Will Ottolenghi’s home cook range spice up your life?

A new range of Middle Eastern-influenced pastes launches in Waitrose next week


For years, if you wanted to recreate Ottolenghi’s punchy, Middle Eastern-influenced flavours at home you’d have had to sign up to several hours in the kitchen. And that was after you’d spent half a day stocking up on a list of ingredients longer than a wait for a table at one of his restaurants.

All that might be about to change. From next Monday, you could be serving up the Israeli chef’s creations in as little time it takes to make a return trip to your nearest Waitrose. With less washing up.

The middle-class’s favourite supermarket, which cut ties with previous high profile chef partner, Heston Blumenthal last year, has announced the launch of a range of Ottolenghi branded pastes and relishes. Making Yotam Ottolenghi the latest high profile chef to sign up to a supermarket partnership — perhaps a rite of passage on the culinary career ladder when you reach a high enough critical mass.

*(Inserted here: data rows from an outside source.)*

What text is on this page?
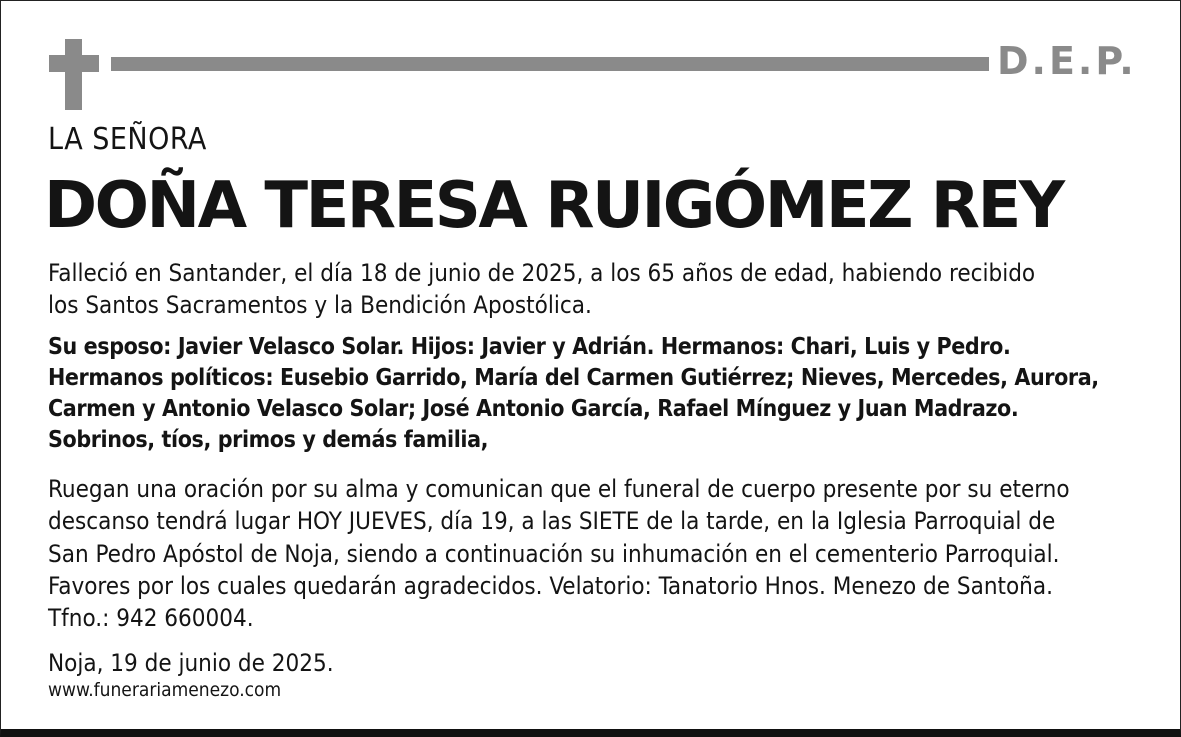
D.E.P.
LA SEÑORA
DOÑA TERESA RUIGÓMEZ REY

Falleció en Santander, el día 18 de junio de 2025, a los 65 años de edad, habiendo recibido
los Santos Sacramentos y la Bendición Apostólica.

Su esposo: Javier Velasco Solar. Hijos: Javier y Adrián. Hermanos: Chari, Luis y Pedro.
Hermanos políticos: Eusebio Garrido, María del Carmen Gutiérrez; Nieves, Mercedes, Aurora,
Carmen y Antonio Velasco Solar; José Antonio García, Rafael Mínguez y Juan Madrazo.
Sobrinos, tíos, primos y demás familia,

Ruegan una oración por su alma y comunican que el funeral de cuerpo presente por su eterno
descanso tendrá lugar HOY JUEVES, día 19, a las SIETE de la tarde, en la Iglesia Parroquial de
San Pedro Apóstol de Noja, siendo a continuación su inhumación en el cementerio Parroquial.
Favores por los cuales quedarán agradecidos. Velatorio: Tanatorio Hnos. Menezo de Santoña.
Tfno.: 942 660004.

Noja, 19 de junio de 2025.
www.funerariamenezo.com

In his 2022 cookbook Extra Good Things, Yotam and co-writer Noor Murad shared recipes for creating your own jars but if the supermarket range lives up to expectation, there will be no need even to do that.

On the product list (which will also be available directly from the Ottolenghi website) are no less than three types of harissa — obviously one with pomegranate, here paired with rose and preserved lemon; a shawarma marinade and red chilli sauce. There are also several other pastes, with various flavour profiles (citrus and spice/Aleppo ‘and other chillies’/citrus and spice) each intended to ‘Ottolenghify’ your home cooking. They’ll be priced between £3.95 and £5.00.

Yotam Ottolenghi said he had ‘always been super eager to get our flavours onto people's dinner plates nationwide, not just in London, without having to cook it from scratch every single time’ and shared that he already uses the range himself: “…the pasta sauce already features heavily in my home kitchen, when no one is looking.”

Whether the other jars will prove to be a shortcut to those famed flavours is yet to be seen (and tasted) but I’m sure post-Pesach, a trail of Northwest London home cooks will be beating a trail to their nearest branch to get their hands on a jar or two — myself included.